The first ad each day will run in the breakfast show of former Scotland footballer Alan Brazil and change throughout the weekday schedule.

The initiative comes ahead of Fifa's World Cup 2014 in Brazil, for which TalkSport is an official broadcaster, and will also feature the former World Cup referee Graham Poll and the Daily Mail chief sports writer, Martin Samuel.
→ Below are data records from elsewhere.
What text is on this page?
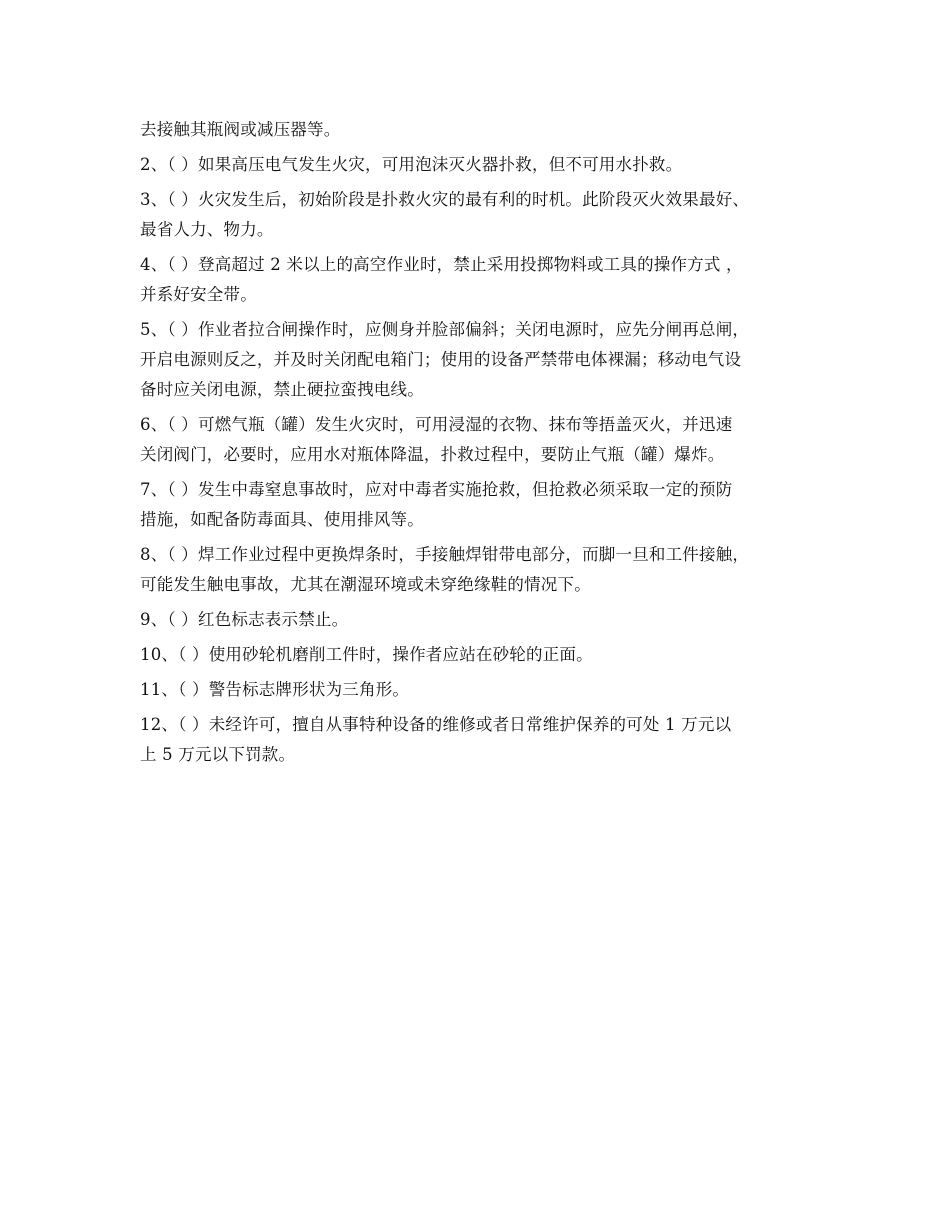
去接触其瓶阀或减压器等。
2、（ ）如果高压电气发生火灾，可用泡沫灭火器扑救，但不可用水扑救。
3、（ ）火灾发生后，初始阶段是扑救火灾的最有利的时机。此阶段灭火效果最好、
最省人力、物力。
4、（ ）登高超过 2 米以上的高空作业时，禁止采用投掷物料或工具的操作方式 ，
并系好安全带。
5、（ ）作业者拉合闸操作时，应侧身并脸部偏斜；关闭电源时，应先分闸再总闸，
开启电源则反之，并及时关闭配电箱门；使用的设备严禁带电体裸漏；移动电气设
备时应关闭电源，禁止硬拉蛮拽电线。
6、（ ）可燃气瓶（罐）发生火灾时，可用浸湿的衣物、抹布等捂盖灭火，并迅速
关闭阀门，必要时，应用水对瓶体降温，扑救过程中，要防止气瓶（罐）爆炸。
7、（ ）发生中毒窒息事故时，应对中毒者实施抢救，但抢救必须采取一定的预防
措施，如配备防毒面具、使用排风等。
8、（ ）焊工作业过程中更换焊条时，手接触焊钳带电部分，而脚一旦和工件接触，
可能发生触电事故，尤其在潮湿环境或未穿绝缘鞋的情况下。
9、（ ）红色标志表示禁止。
10、（ ）使用砂轮机磨削工件时，操作者应站在砂轮的正面。
11、（ ）警告标志牌形状为三角形。
12、（ ）未经许可，擅自从事特种设备的维修或者日常维护保养的可处 1 万元以
上 5 万元以下罚款。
Adam Mills, the sales director at TalkSport, said: "TalkSport has had a strong editorial relationship with the Daily Mail for a long time and this new partnership is a fantastic extension of that.

"Updating spot ads to reflect the day's news is a great example of the kind of tailored advertising that we can offer to brands and mirrors the fast-moving world of sports news."

TalkSport claims to be the world's biggest sports radio station and is global audio partner of the Premier League. In addition to the World Cup, the station is an official broadcaster of the Barclays Premier League, the FA Cup, England football internationals and the Capital One Cup.

Lee Clayton, the head of sport at the Daily Mail and MailOnline, said: "Readers of the Daily Mail and MailOnline expect to read outstanding sports coverage.

"Our stable includes columnists such as Jamie Redknapp, Jamie Carragher, Martin Keown, Graham Poll, Sir Clive Woodward, Nasser Hussain and Martin Samuel – and lots more.

"We hope this partnership with TalkSport can spread the word – come have a look, you might be surprised what you find."